As the ever more dramatic failures of information security continue unabated, security professionals struggle to balance protection with entrepreneurial risk -- taking in a complex, evolving threat landscape. It has become abundantly clear that current methods of controlling risk have proven inadequate and there is a gap between the management of information assets and the people who use them. Current security frameworks do not address issues, such as culture, human factors, and rapid change. Security professionals need a more effective method to manage enterprise information assets.

Information security has become the business unit responsible for the most important asset that an enterprise holds: its corporate information. While the transmission, integrity, and availability of that information are critical in conducting global business, its protection is equally important.

The Business Model for Information Security (BMIS) applies a systems approach to present a holistic, dynamic solution for designing, implementing, and managing information security. As an alternative to applying controls to apparent security symptoms in a linear cause-and-effect pattern, BMIS examines the entire enterprise system, allowing management to address the true source(s) of problems, while maximizing elements of the system that can most benefit the enterprise.

By studying the significant factors that introduce uncertainty and correlating them for understanding actual organizational needs, BMIS complements any framework or standard already in place.
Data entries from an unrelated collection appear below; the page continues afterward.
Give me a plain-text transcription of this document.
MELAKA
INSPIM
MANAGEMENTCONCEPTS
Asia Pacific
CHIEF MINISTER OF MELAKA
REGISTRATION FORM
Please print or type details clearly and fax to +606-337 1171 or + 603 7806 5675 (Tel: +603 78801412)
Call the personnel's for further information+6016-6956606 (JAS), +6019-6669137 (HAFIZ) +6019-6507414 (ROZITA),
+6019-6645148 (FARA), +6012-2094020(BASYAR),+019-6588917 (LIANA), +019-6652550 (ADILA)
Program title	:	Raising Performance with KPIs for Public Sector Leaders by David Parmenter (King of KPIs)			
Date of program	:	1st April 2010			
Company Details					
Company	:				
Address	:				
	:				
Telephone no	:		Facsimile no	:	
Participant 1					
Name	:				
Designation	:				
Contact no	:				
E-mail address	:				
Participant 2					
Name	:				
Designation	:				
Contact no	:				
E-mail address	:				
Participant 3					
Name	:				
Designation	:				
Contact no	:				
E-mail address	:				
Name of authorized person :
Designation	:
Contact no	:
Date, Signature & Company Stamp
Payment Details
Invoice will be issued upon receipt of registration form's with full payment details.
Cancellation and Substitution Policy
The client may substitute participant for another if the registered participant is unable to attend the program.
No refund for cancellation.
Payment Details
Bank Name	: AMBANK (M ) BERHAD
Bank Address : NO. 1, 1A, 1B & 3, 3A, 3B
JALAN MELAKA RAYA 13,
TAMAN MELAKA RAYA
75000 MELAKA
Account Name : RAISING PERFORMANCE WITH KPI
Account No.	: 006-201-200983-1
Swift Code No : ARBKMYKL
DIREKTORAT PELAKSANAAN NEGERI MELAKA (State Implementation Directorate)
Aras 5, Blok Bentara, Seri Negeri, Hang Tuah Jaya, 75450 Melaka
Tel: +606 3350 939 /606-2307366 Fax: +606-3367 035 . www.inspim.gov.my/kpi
It will assist enterprises in effectively managing information risk to minimize threats and ensure confidentiality, integrity, and availability of information assets, while harnessing enterprise information assets to create value.

In this presentation, we will explore BMIS and its relevance to the practice of information security, as well as some practical implementation approaches.


Krag Brotby, CISM, CGEIT

Krag Brotby has thirty years of experience in the areas of enterprise computer security architecture, governance, risk, and metrics, and he is certified as a CISM® and CGEIT® and is approved as a SANS GSLC and the first CISM trainer. He has developed a number of related courses in governance, metrics, GRC, and risk and trained thousands on five continents during the past decade.

He has served on the ISACA Security Practice Development Committee, appointed to the Test Enhancement Committee in 2008 responsible for testing development, and to a new committee developing a systems approach to information security, called the Business Model for Information Security (BMIS). Krag is the recipient of the 2009 ISACA John W. Lainhart IV Common Body of Knowledge Award for noteworthy contributions to the Information Security body of knowledge for the benefit of the global information security community. He currently serves on the ISACA QAT committee.

Krag's experience includes intensive involvement in current and emerging security architectures, IT and information security metrics, and governance. He holds a foundation patent for digital rights management and has published a variety of technical and IT security related articles and books. He has served as principal author, editor, researcher, and / or contributor to the following publications:

  • ISACA Certified Information Security Manager Review Manual, since 2005;
  • Widely circulated Information Security Governance, A Guide for Directors and Executive Management, 2nd ed.;
  • Information Security Governance : Guidance for Information Security Managers;
  • A New Approach to Information Security Management Metrics; Auerbach 2009;
  • Information Security Governance; a practical development and implementation approach; Wiley 2009;
  • A new book, Pragmatic Security Metrics - Applying Metametrics to Information Security, is due for release in Spring 2012.